Saturday, June 4, 2011

A little Saturday morning code jam

Here's my latest trouble with Manticore.

Eli showed me this code for a menu partial, which I put at the top of the Character view page. It allows you to switch to the view of a different model that belongs_to Character.

<%= link_to_unless_current 'Character', character_path(@character) %>
<%= link_to_unless_current 'Armor', character_armor_path(@character, @character.armor) %>

So this links to Armor's view page. Pretty awesome, except it doesn't work if Armor hasn't been built yet, which will be the case whenever creating a new character. Ops! I thought putting a method for creating a new instance of Armor if one didn't exist would fix this problem, but I couldn't get that to work, either. Also, I'm not convinced that's the best way to handle this problem. For another thing, I want to link to an Item page, not an Armor page, since I see Armor as being an Item.

I updated that code and here's what we've got now:

<%= link_to_unless_current 'Character', character_path(@character) %>
<%= link_to_unless_current 'Items', character_item_path(@character, @character.item) %>

However, this gives me a new error.

No route matches {:controller=>"items", :action=>"show", :id=>nil, :character_id=>#<Character id: 7, name: "Test" ... updated_at: "2011-06-04 15:43:59">

I'm not sure why I'm getting a routing error.

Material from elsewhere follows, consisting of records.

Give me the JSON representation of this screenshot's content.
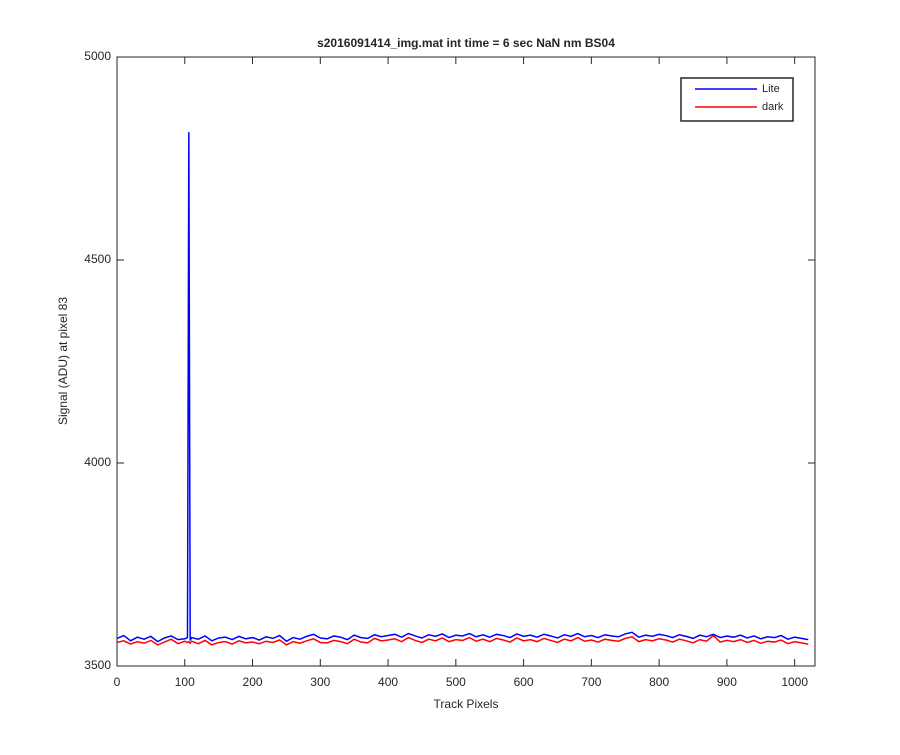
{
  "chart_data": {
    "type": "line",
    "title": "s2016091414_img.mat int time = 6 sec  NaN nm BS04",
    "x_label": "Track Pixels",
    "y_label": "Signal (ADU) at pixel 83",
    "x": [
      0,
      10,
      20,
      30,
      40,
      50,
      60,
      70,
      80,
      90,
      100,
      104,
      106,
      108,
      110,
      120,
      130,
      140,
      150,
      160,
      170,
      180,
      190,
      200,
      210,
      220,
      230,
      240,
      250,
      260,
      270,
      280,
      290,
      300,
      310,
      320,
      330,
      340,
      350,
      360,
      370,
      380,
      390,
      400,
      410,
      420,
      430,
      440,
      450,
      460,
      470,
      480,
      490,
      500,
      510,
      520,
      530,
      540,
      550,
      560,
      570,
      580,
      590,
      600,
      610,
      620,
      630,
      640,
      650,
      660,
      670,
      680,
      690,
      700,
      710,
      720,
      730,
      740,
      750,
      760,
      770,
      780,
      790,
      800,
      810,
      820,
      830,
      840,
      850,
      860,
      870,
      880,
      890,
      900,
      910,
      920,
      930,
      940,
      950,
      960,
      970,
      980,
      990,
      1000,
      1010,
      1020
    ],
    "series": [
      {
        "name": "Lite",
        "color": "#0000ff",
        "values": [
          3568,
          3575,
          3562,
          3571,
          3566,
          3573,
          3560,
          3569,
          3574,
          3565,
          3567,
          3570,
          4815,
          3563,
          3570,
          3566,
          3574,
          3562,
          3569,
          3571,
          3565,
          3573,
          3567,
          3570,
          3564,
          3572,
          3568,
          3575,
          3561,
          3570,
          3566,
          3573,
          3578,
          3569,
          3567,
          3574,
          3571,
          3565,
          3576,
          3570,
          3568,
          3577,
          3572,
          3575,
          3578,
          3571,
          3580,
          3574,
          3569,
          3577,
          3573,
          3579,
          3570,
          3576,
          3574,
          3580,
          3572,
          3577,
          3571,
          3578,
          3575,
          3570,
          3579,
          3573,
          3576,
          3571,
          3578,
          3574,
          3569,
          3577,
          3573,
          3580,
          3572,
          3575,
          3570,
          3577,
          3574,
          3572,
          3579,
          3583,
          3571,
          3576,
          3573,
          3578,
          3575,
          3570,
          3577,
          3573,
          3568,
          3576,
          3572,
          3578,
          3570,
          3574,
          3571,
          3576,
          3569,
          3574,
          3567,
          3572,
          3570,
          3575,
          3566,
          3571,
          3568,
          3565
        ]
      },
      {
        "name": "dark",
        "color": "#ff0000",
        "values": [
          3558,
          3562,
          3554,
          3560,
          3556,
          3563,
          3552,
          3559,
          3566,
          3555,
          3561,
          3558,
          3560,
          3556,
          3561,
          3555,
          3563,
          3552,
          3558,
          3560,
          3554,
          3562,
          3557,
          3559,
          3555,
          3561,
          3558,
          3564,
          3552,
          3560,
          3556,
          3562,
          3567,
          3558,
          3557,
          3563,
          3560,
          3555,
          3566,
          3559,
          3557,
          3568,
          3562,
          3564,
          3567,
          3560,
          3570,
          3563,
          3558,
          3566,
          3562,
          3569,
          3560,
          3565,
          3563,
          3570,
          3561,
          3566,
          3560,
          3568,
          3564,
          3559,
          3569,
          3562,
          3565,
          3560,
          3568,
          3563,
          3558,
          3566,
          3562,
          3570,
          3561,
          3564,
          3559,
          3566,
          3563,
          3561,
          3568,
          3572,
          3560,
          3565,
          3562,
          3567,
          3564,
          3559,
          3566,
          3562,
          3557,
          3565,
          3561,
          3575,
          3559,
          3563,
          3560,
          3565,
          3558,
          3563,
          3556,
          3561,
          3559,
          3564,
          3555,
          3560,
          3557,
          3554
        ]
      }
    ],
    "xlim": [
      0,
      1030
    ],
    "xticks": [
      0,
      100,
      200,
      300,
      400,
      500,
      600,
      700,
      800,
      900,
      1000
    ],
    "ylim": [
      3500,
      5000
    ],
    "yticks": [
      3500,
      4000,
      4500,
      5000
    ],
    "grid": false,
    "legend": "northeast"
  }
}
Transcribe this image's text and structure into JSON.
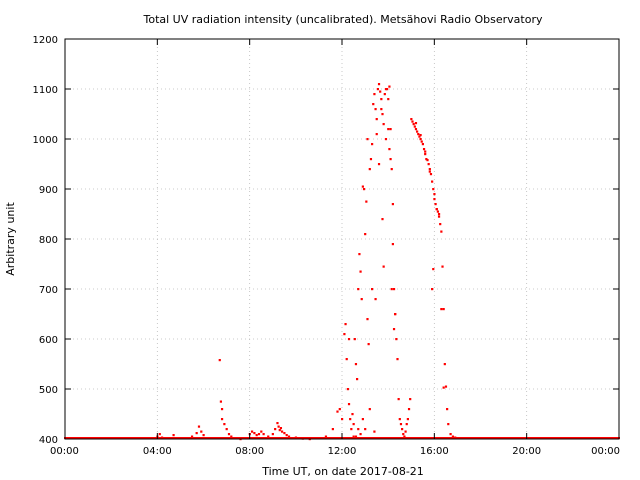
{
  "chart_data": {
    "type": "scatter",
    "title": "Total UV radiation intensity (uncalibrated). Metsähovi Radio Observatory",
    "xlabel": "Time UT, on date 2017-08-21",
    "ylabel": "Arbitrary unit",
    "xlim": [
      0,
      24
    ],
    "ylim": [
      400,
      1200
    ],
    "x_ticks": [
      0,
      4,
      8,
      12,
      16,
      20,
      24
    ],
    "x_tick_labels": [
      "00:00",
      "04:00",
      "08:00",
      "12:00",
      "16:00",
      "20:00",
      "00:00"
    ],
    "y_ticks": [
      400,
      500,
      600,
      700,
      800,
      900,
      1000,
      1100,
      1200
    ],
    "y_tick_labels": [
      "400",
      "500",
      "600",
      "700",
      "800",
      "900",
      "1000",
      "1100",
      "1200"
    ],
    "grid": true,
    "marker_color": "#ff0000",
    "series": [
      {
        "x": [
          4.0,
          4.1,
          4.2,
          4.7,
          5.5,
          5.7,
          5.8,
          5.9,
          6.0,
          6.1,
          6.7,
          6.75,
          6.8,
          6.8,
          6.9,
          7.0,
          7.1,
          7.2,
          7.4,
          7.6,
          8.0,
          8.1,
          8.2,
          8.3,
          8.4,
          8.5,
          8.6,
          8.8,
          9.0,
          9.1,
          9.2,
          9.25,
          9.3,
          9.35,
          9.4,
          9.5,
          9.6,
          9.7,
          9.8,
          10.0,
          10.3,
          10.6,
          11.0,
          11.3,
          11.6,
          11.8,
          11.9,
          12.0,
          12.1,
          12.15,
          12.2,
          12.25,
          12.3,
          12.35,
          12.4,
          12.45,
          12.5,
          12.55,
          12.6,
          12.65,
          12.7,
          12.75,
          12.8,
          12.85,
          12.9,
          12.95,
          13.0,
          13.05,
          13.1,
          13.15,
          13.2,
          13.25,
          13.3,
          13.35,
          13.4,
          13.45,
          13.5,
          13.55,
          13.6,
          13.65,
          13.7,
          13.75,
          13.8,
          13.85,
          13.9,
          13.95,
          14.0,
          14.05,
          14.1,
          14.15,
          14.2,
          14.25,
          14.3,
          14.35,
          14.4,
          14.45,
          14.5,
          14.55,
          14.6,
          14.65,
          14.7,
          14.75,
          14.8,
          14.85,
          14.9,
          14.95,
          15.0,
          15.05,
          15.1,
          15.15,
          15.2,
          15.25,
          15.3,
          15.35,
          15.4,
          15.45,
          15.5,
          15.55,
          15.6,
          15.65,
          15.7,
          15.75,
          15.8,
          15.85,
          15.9,
          15.95,
          16.0,
          16.05,
          16.1,
          16.15,
          16.2,
          16.25,
          16.3,
          16.35,
          16.4,
          16.45,
          16.5,
          16.55,
          16.6,
          16.7,
          16.8,
          16.9,
          17.0
        ],
        "y": [
          405,
          410,
          403,
          408,
          405,
          412,
          425,
          415,
          408,
          402,
          558,
          475,
          460,
          440,
          430,
          420,
          410,
          405,
          402,
          400,
          410,
          415,
          412,
          408,
          410,
          415,
          410,
          405,
          410,
          420,
          432,
          425,
          418,
          422,
          415,
          412,
          408,
          405,
          402,
          403,
          401,
          400,
          402,
          405,
          420,
          455,
          460,
          440,
          610,
          630,
          560,
          500,
          470,
          440,
          420,
          450,
          430,
          600,
          550,
          520,
          700,
          770,
          735,
          680,
          905,
          900,
          810,
          875,
          640,
          590,
          940,
          960,
          990,
          1070,
          1090,
          1060,
          1040,
          1100,
          1110,
          1095,
          1080,
          1050,
          1030,
          1090,
          1100,
          1100,
          1080,
          1105,
          1020,
          940,
          870,
          700,
          650,
          600,
          560,
          480,
          440,
          430,
          420,
          410,
          405,
          415,
          430,
          440,
          460,
          480,
          1040,
          1035,
          1030,
          1025,
          1020,
          1015,
          1010,
          1005,
          1000,
          995,
          990,
          980,
          970,
          960,
          958,
          950,
          940,
          930,
          915,
          900,
          890,
          870,
          860,
          855,
          845,
          830,
          815,
          745,
          660,
          550,
          505,
          460,
          430,
          410,
          405,
          403,
          402
        ]
      },
      {
        "x": [
          12.6,
          12.8,
          13.0,
          13.1,
          13.3,
          13.5,
          13.7,
          13.9,
          14.0,
          14.1,
          14.2,
          14.3,
          12.7,
          12.9,
          13.2,
          13.4,
          13.6,
          13.8,
          14.15,
          14.25,
          15.2,
          15.4,
          15.6,
          15.8,
          16.0,
          16.2,
          12.5,
          12.3,
          13.45,
          13.75,
          14.05,
          15.9,
          15.95,
          16.1,
          16.3,
          16.4
        ],
        "y": [
          405,
          410,
          420,
          1000,
          700,
          1010,
          1060,
          1000,
          1020,
          960,
          790,
          650,
          420,
          440,
          460,
          415,
          950,
          745,
          700,
          620,
          1032,
          1008,
          975,
          935,
          880,
          850,
          405,
          600,
          680,
          840,
          980,
          700,
          740,
          860,
          660,
          503
        ]
      }
    ]
  }
}
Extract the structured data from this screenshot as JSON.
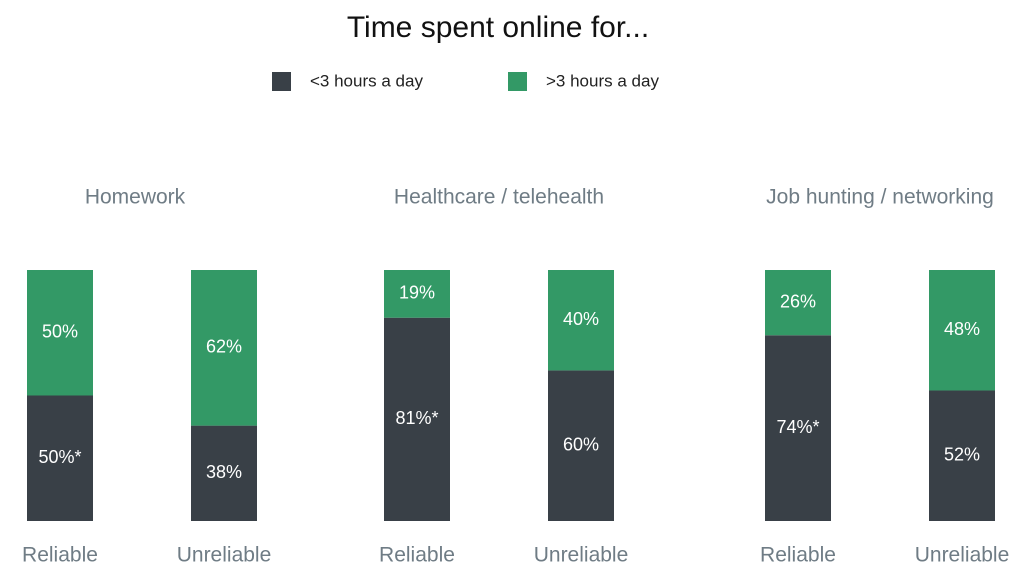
{
  "title": "Time spent online for...",
  "legend": [
    {
      "name": "<3 hours a day",
      "color": "#394047"
    },
    {
      "name": ">3 hours a day",
      "color": "#339966"
    }
  ],
  "chart_data": [
    {
      "type": "bar",
      "title": "Homework",
      "categories": [
        "Reliable",
        "Unreliable"
      ],
      "ylim": [
        0,
        100
      ],
      "series": [
        {
          "values": [
            50,
            38
          ],
          "value_labels": [
            "50%*",
            "38%"
          ]
        },
        {
          "values": [
            50,
            62
          ],
          "value_labels": [
            "50%",
            "62%"
          ]
        }
      ]
    },
    {
      "type": "bar",
      "title": "Healthcare / telehealth",
      "categories": [
        "Reliable",
        "Unreliable"
      ],
      "ylim": [
        0,
        100
      ],
      "series": [
        {
          "values": [
            81,
            60
          ],
          "value_labels": [
            "81%*",
            "60%"
          ]
        },
        {
          "values": [
            19,
            40
          ],
          "value_labels": [
            "19%",
            "40%"
          ]
        }
      ]
    },
    {
      "type": "bar",
      "title": "Job hunting / networking",
      "categories": [
        "Reliable",
        "Unreliable"
      ],
      "ylim": [
        0,
        100
      ],
      "series": [
        {
          "values": [
            74,
            52
          ],
          "value_labels": [
            "74%*",
            "52%"
          ]
        },
        {
          "values": [
            26,
            48
          ],
          "value_labels": [
            "26%",
            "48%"
          ]
        }
      ]
    }
  ]
}
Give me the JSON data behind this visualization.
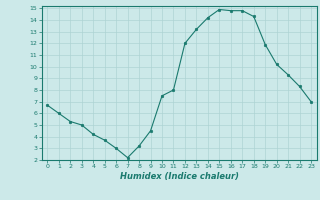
{
  "x": [
    0,
    1,
    2,
    3,
    4,
    5,
    6,
    7,
    8,
    9,
    10,
    11,
    12,
    13,
    14,
    15,
    16,
    17,
    18,
    19,
    20,
    21,
    22,
    23
  ],
  "y": [
    6.7,
    6.0,
    5.3,
    5.0,
    4.2,
    3.7,
    3.0,
    2.2,
    3.2,
    4.5,
    7.5,
    8.0,
    12.0,
    13.2,
    14.2,
    14.9,
    14.8,
    14.8,
    14.3,
    11.9,
    10.2,
    9.3,
    8.3,
    7.0
  ],
  "line_color": "#1a7a6e",
  "marker": "o",
  "marker_size": 1.8,
  "bg_color": "#cce9e9",
  "grid_color": "#aed4d4",
  "xlabel": "Humidex (Indice chaleur)",
  "xlim": [
    -0.5,
    23.5
  ],
  "ylim": [
    2,
    15.2
  ],
  "yticks": [
    2,
    3,
    4,
    5,
    6,
    7,
    8,
    9,
    10,
    11,
    12,
    13,
    14,
    15
  ],
  "xticks": [
    0,
    1,
    2,
    3,
    4,
    5,
    6,
    7,
    8,
    9,
    10,
    11,
    12,
    13,
    14,
    15,
    16,
    17,
    18,
    19,
    20,
    21,
    22,
    23
  ],
  "tick_color": "#1a7a6e",
  "spine_color": "#1a7a6e",
  "font_color": "#1a7a6e"
}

Here's my route code:

resources :characters do
  resources :statistics
  resources :items

Here's what I'm trying to do with this menu partial. I'll want to have 5 links: Character, Items, Skills and Feats, Spells and Background. Much like the code David showed me for creating Statistics, I know I can use this method for all of them once I have it down.

And here's what I want the links to do. Clicking on Items will allow a user to create various types of items associated with that character: weapons, armor, pimp canes and so on. At this point I'm assuming Item will need to be a separate model, because it will have a belongs_to relationship with Character, right? Even though it's just going to be used as a view that displays forms for creating other models?

And Character should have a has_one relationship with Item, right? It's just going to be a single page, and while a Character can have many weapons, armors and pimp canes, I'll only be working with one Item view.

I'll have a day where everything I try to do works and I'm making great progress and I'll feel like the champion of code, then the next day I'll switch gears slightly and feel like I'm adrift on a hostile sea of errors. Anyone else have this same experience when you were learning Rails?


  1. That error shows that its going to items#show, but params[:id] is nil because that character has no item (this is one of your has_one relationships, right?).

    What you probably need to do is send you to items#new if @character.item is nil.

    <% if @character.item.present? %>
    <%= link_to_unless_current 'Items', character_item_path(@character, @character.item) %>
    <% else %>
    <%= link_to_unless_current 'Items', new_character_item_path(@character) %>
    <% end %>

    "If you give someone a program, you will frustrate them for a day; if you teach them how to program, you will frustrate them for a lifetime."

    The single best, and single worst thing about programming is that you constantly hit seemingly insurmountable obstacles...but then you eventually find your way around or through and dominate them. Its a wonderful feeling.

  2. RE routing, for a belongs_to association and nested routes, I think you really want a singular resource [1], then the id is not necessary. In general we try not to use nested routes because they are often painful due to longer route names, required paramaters, etc. But in this case the nested routes should work out pretty nicely.


    RE items, do singular items have behavior and state, or is it only the group of them? This is likely the deciding reason for single vs multiple items.

    For instance, in a gam we worked on, a user could have a few dozen different items, but each one he could have a huge number of (millions). Additionally, there was no state, like the wear of an item. In this case, having millions of rows for this data was quite wasteful, instead we had a single table that had dozens of integer columns relating to each of the different items with the integer meaning the number they had.

    If I was more familiar with DND I could probably give you better advice, you should seek out the advice of Sephonicus.

  3. Oops, meant to say has_one instead of belongs_to.

    Also worth mentioning, we pre-created many has_one relationships on user creation. Meaning they were always there. Eventually we created has_one_autocreate to solve this problem but I doubt it works will Rails3!

  4. @David Yeah, this is another has_one relationship. I tried the code you suggested, but now I'm getting this error:

    undefined method `item' for nil:NilClass

    I definitely agree with your quote. It's good to know this frustration never really goes away, though I suspect it gets easier to work around!

  5. @Eli the thing with Item is I'm just wanting a page to display the items a character has. I figured creating a model and linking to its show page, the way you showed me to link to Armor's show page, would do the job.

    "RE items, do singular items have behavior and state, or is it only the group of them? This is likely the deciding reason for single vs multiple items."

    My thinking in making it a has_one relationship is simply because I just want to link to one Item show page, which will display several different models, of which a Character will have a has_many relationship: Armor, Weapons, etc. Does that make more sense? Might be easier to explain in person.